Bugün Türkiye’de siyaset sahnesine bakınca, vatanseverlik naraları atan ama aslında koltuklarını sevip bırakmak istemeyen birçok simayla karşılaşıyoruz. Seçim meydanlarında “halkın hizmetkârıyız” diyenler, seçildikten sonra kendilerini padişah sanıyor. Koltuğa oturan, bir daha kalkmamak için her yolu deniyor; bazıları için bu mevki, millete hizmetten çok, kişisel ikbal kapısı haline geliyor.

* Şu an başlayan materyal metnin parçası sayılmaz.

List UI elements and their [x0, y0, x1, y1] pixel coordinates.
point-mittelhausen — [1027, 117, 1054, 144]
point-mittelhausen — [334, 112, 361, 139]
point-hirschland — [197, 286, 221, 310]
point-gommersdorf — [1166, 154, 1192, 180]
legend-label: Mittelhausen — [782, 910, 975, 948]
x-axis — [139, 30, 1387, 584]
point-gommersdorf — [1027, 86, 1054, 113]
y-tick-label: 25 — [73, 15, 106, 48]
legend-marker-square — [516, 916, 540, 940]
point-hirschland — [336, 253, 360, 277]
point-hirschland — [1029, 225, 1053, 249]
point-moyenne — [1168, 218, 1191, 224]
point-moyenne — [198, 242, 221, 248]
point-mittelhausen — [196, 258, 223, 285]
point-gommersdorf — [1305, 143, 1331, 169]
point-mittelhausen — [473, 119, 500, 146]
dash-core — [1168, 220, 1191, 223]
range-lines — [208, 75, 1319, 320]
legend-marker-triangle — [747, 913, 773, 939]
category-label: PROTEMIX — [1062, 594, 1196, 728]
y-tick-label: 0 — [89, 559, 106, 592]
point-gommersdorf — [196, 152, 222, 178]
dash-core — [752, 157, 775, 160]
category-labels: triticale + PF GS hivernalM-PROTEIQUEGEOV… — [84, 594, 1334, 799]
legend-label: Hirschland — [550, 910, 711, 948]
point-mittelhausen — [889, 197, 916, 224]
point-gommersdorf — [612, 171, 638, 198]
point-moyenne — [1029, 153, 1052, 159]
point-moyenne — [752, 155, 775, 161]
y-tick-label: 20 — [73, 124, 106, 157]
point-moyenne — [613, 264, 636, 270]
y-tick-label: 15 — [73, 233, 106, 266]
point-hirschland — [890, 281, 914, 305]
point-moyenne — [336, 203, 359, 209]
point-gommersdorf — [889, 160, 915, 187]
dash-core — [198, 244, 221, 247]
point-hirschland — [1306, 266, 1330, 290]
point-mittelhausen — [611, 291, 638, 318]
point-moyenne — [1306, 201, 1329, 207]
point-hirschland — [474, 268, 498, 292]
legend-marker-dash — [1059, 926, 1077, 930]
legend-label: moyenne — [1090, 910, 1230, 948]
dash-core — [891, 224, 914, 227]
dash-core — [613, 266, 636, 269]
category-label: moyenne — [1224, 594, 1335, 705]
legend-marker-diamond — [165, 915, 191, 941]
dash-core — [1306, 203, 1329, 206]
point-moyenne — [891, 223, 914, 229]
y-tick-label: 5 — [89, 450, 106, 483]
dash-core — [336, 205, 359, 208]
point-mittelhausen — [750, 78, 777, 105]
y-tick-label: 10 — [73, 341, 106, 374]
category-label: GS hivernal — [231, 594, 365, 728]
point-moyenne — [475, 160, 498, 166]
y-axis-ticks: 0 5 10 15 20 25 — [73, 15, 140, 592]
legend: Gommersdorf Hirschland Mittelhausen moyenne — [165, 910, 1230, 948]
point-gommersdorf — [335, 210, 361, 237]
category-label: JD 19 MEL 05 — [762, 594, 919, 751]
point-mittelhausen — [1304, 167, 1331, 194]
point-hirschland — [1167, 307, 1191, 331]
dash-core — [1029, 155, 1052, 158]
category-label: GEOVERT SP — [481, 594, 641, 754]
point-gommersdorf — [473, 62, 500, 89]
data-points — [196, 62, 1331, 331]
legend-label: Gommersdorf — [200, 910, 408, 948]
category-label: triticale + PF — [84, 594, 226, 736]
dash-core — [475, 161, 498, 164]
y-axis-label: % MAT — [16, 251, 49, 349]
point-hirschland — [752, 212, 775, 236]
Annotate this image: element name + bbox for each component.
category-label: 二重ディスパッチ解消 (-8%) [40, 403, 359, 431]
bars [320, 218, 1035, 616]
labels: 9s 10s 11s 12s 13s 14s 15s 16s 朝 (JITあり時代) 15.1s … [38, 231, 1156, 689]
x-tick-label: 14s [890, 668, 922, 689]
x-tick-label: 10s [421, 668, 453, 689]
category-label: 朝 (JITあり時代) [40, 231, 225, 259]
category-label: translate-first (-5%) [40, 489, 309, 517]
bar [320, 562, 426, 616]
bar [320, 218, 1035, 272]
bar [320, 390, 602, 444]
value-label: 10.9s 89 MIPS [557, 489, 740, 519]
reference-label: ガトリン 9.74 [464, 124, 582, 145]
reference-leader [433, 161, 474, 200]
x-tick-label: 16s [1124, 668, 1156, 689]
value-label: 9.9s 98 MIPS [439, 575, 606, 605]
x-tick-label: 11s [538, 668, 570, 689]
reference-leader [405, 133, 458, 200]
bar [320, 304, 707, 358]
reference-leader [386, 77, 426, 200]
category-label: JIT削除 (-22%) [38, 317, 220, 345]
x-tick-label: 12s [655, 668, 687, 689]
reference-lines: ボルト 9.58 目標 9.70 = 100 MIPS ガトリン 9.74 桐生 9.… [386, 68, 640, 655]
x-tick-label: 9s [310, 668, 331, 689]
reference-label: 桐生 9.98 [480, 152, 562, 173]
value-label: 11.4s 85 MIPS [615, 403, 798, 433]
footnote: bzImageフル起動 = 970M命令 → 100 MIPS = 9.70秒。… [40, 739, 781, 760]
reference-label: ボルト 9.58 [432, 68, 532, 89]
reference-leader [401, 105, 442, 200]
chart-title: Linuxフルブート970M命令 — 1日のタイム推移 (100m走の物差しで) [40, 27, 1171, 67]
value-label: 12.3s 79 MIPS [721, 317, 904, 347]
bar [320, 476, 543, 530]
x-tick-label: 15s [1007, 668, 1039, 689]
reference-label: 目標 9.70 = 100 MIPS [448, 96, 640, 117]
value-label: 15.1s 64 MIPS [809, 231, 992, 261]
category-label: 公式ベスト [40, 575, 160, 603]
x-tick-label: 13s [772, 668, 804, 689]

Bir zamanlar “Bu vatan için canımı veririm!” diyenler, bugün en küçük makamdan bile vazgeçmemek için kırk takla atıyor. Görev süreleri dolduğunda “Halk beni bırakmaz!” diyerek türlü bahanelerle koltuğa yapışanları mı dersiniz, bir sonraki kuşakları dahi garantiye almak için aile boyu siyaset sahnesine çıkanları mı? Artık vatan sevgisi, millete hizmetle değil, ihale takibi ve protokol koltuklarında poz vermekle ölçülüyor.
Liyakat değil sadakat ile yükselenlerin devri başladı. Bir dönem “vatan, millet, Sakarya” diye nutuk atanların, bugün yandaşlarını kayırıp kamu kaynaklarını eş-dost arasında paylaştırdığını görüyoruz. Memleketin dört bir yanında liyakatsiz atamalar, usulsüz ihaleler ve bitmeyen koltuk sevdası var.
Ve ne yazık ki, her defasında bu düzenin değişeceğine inanan halk, aynı sahneyi izlemek zorunda kalıyor. Vatanseverlik, bir zamanlar cephede savaşanların onuru iken, şimdilerde makam odalarında kaybolan bir ideal oldu. Koltuk sevdalılarına tavsiyemiz şudur: Vatanseverlik, seçimden seçime hatırlanan bir kavram değil, millete sadakatle hizmet etmenin ta kendisidir. Unutmayın, bayrak bir gün yere düşerse, onu koltuk değil, vatanseverler kaldıracaktır!